We know how important it is to have insurance so that we can get health care. As a physician, parent and patient, I cannot overemphasize that having insurance is not enough.

As a gastroenterologist, I often prescribe expensive medications or tests for my patients. But for insurance companies to cover those treatments, I must submit a "prior authorization" to the companies, and it can take days or weeks to hear back. If the insurance company denies coverage, which occurs frequently, I have the option of setting up a special type of physician-to-physician appeal called a "peer-to-peer."

Here's the thing: After a few minutes of pleasant chat with a doctor or pharmacist working for the insurance company, they almost always approve coverage and give me an approval number. There's almost never a back-and-forth discussion; it's just me saying a few key words to make sure the denial is reversed.

Because it ends up with the desired outcome, you might think this is reasonable. It's not. On most occasions the "peer" reviewer is unqualified to make an assessment about the specific services. They usually have minimal or incorrect information about the patient. Not one has examined or spoken with the patient, as I have. None of them have a long-term relationship with the patient and family, as I have.

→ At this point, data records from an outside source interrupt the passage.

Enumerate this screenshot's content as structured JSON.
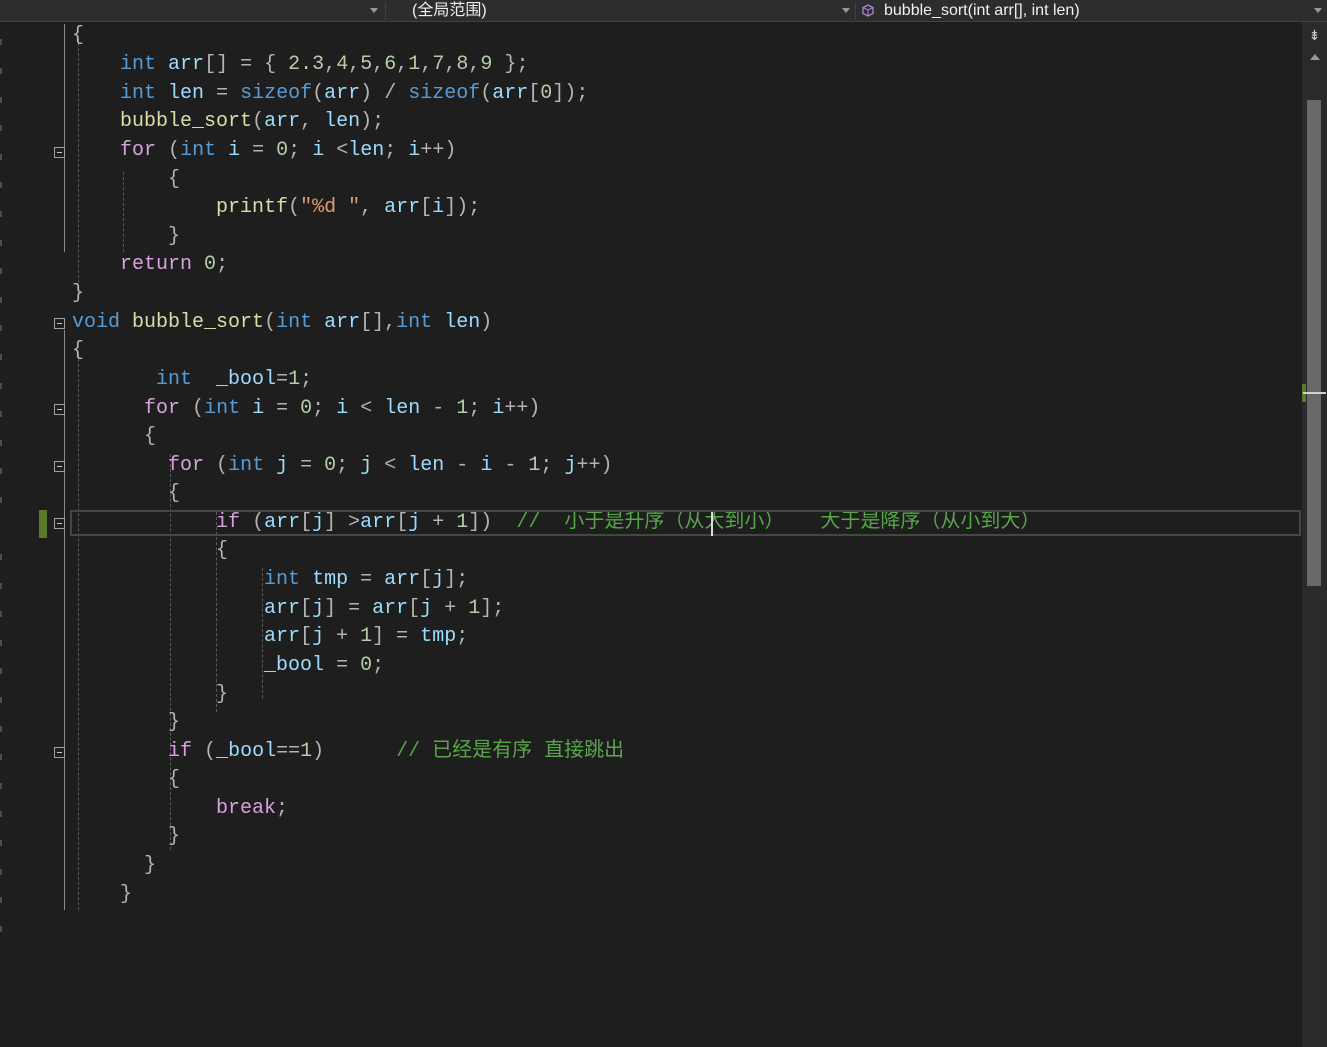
{
  "navbar": {
    "scope_label": "(全局范围)",
    "function_label": "bubble_sort(int arr[], int len)",
    "function_icon": "cube-icon"
  },
  "code": {
    "lines": [
      "{",
      "    int arr[] = { 2.3,4,5,6,1,7,8,9 };",
      "    int len = sizeof(arr) / sizeof(arr[0]);",
      "    bubble_sort(arr, len);",
      "    for (int i = 0; i <len; i++)",
      "        {",
      "            printf(\"%d \", arr[i]);",
      "        }",
      "    return 0;",
      "}",
      "void bubble_sort(int arr[],int len)",
      "{",
      "       int  _bool=1;",
      "      for (int i = 0; i < len - 1; i++)",
      "      {",
      "        for (int j = 0; j < len - i - 1; j++)",
      "        {",
      "            if (arr[j] >arr[j + 1])  //  小于是升序（从大到小）   大于是降序（从小到大）",
      "            {",
      "                int tmp = arr[j];",
      "                arr[j] = arr[j + 1];",
      "                arr[j + 1] = tmp;",
      "                _bool = 0;",
      "            }",
      "        }",
      "        if (_bool==1)      // 已经是有序 直接跳出",
      "        {",
      "            break;",
      "        }",
      "      }",
      "    }"
    ],
    "comment_sort_order": "//  小于是升序（从大到小）   大于是降序（从小到大）",
    "comment_break": "// 已经是有序 直接跳出"
  },
  "colors": {
    "background": "#1e1e1e",
    "keyword": "#569cd6",
    "control_keyword": "#d8a0df",
    "comment": "#57a64a",
    "number": "#b5cea8",
    "string": "#d69d85",
    "variable": "#9cdcfe",
    "function": "#dcdcaa"
  },
  "icons": [
    "split-icon",
    "scroll-up-icon",
    "fold-minus-icon"
  ]
}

The insurance company will say this system makes sure patients get the right medications. It doesn't. It exists so that many patients will fail to get the medications they need.

I've dealt with this system from the patient side, as well. My daughter has a rare genetic disorder called Phelan-McDermid Syndrome, which causes developmental delay, seizures, heart defects, kidney defects, autism and a laundry list of other problems. She receives applied behavior analysis therapy, an approach often used for autism, and which has been wildly successful in improving her skills and communication. But recently, our health insurer reduced the amount of therapy they thought she needed.

While I know what levers to pull from the physician side, a patient's options are completely unclear. I probably have better access than almost anyone else can get, yet the ability of my daughter's providers to mitigate denials for services they deem appropriate is slow and often ineffective.

My daughter can languish for months or years not receiving care that every highly qualified person who treats her agrees she needs. While we wait, the window to give her a little bit more function, a little bit less suffering and a little better life gets smaller.

Consumers have a right to appeal denials for health care services, but regulations still largely focus on the process, not the content. For instance, insurers are required to notify you in writing of a denial, and patients have the right to an internal appeal; if that fails, some states also allow for an external review.

This sounds good, as most denials are related to specific provider choice or contractual issues, which are relatively easy to remedy (but a problem nonetheless). But other denials are a judgment of some test or treatment as "not medically necessary."

Insurance companies know that many patients don't bother to appeal at all. A smaller fraction ask for an internal review, and still fewer seek or even know about external review options available in most states. Of the cases that do end up under external review, almost a third of all insurer denials are overturned. This is clear proof that whatever process insurers have to determine medical necessity is often not in line with medical opinion. A study of emergency room visits found that when one insurance company denied visits as being "not emergencies," more than 85% of them met a "prudent layperson" standard for coverage.

Some might argue that it makes sense to have two doctors discuss a case and then come to a consensus on the most cost-effective approach for an individual. That's not what is happening. This is a system that saves insurance companies money by reflexively denying medical care that has been determined necessary by a physician. And it should come as no surprise that denials have a disproportionate effect on vulnerable patient populations, such as sexual-minority youths and cancer patients.

We can do better. If physicians order too many expensive tests or drugs, there are better ways to improve their performance and practice, such as quality-improvement initiatives through electronic medical records.

When an insurance company reflexively denies care and then makes it difficult to appeal that denial, it is making health care decisions for patients. In other words, insurance officials are practicing medicine without accepting the professional, personal or legal liability that comes with the territory.

We don't have to put up with this. Health care in the United States is shockingly opaque; it's time to take insurance companies out of our decisionmaking process.

William E. Bennett is an associate professor of pediatrics at the Indiana University School of Medicine. He wrote this article for the Washington Post.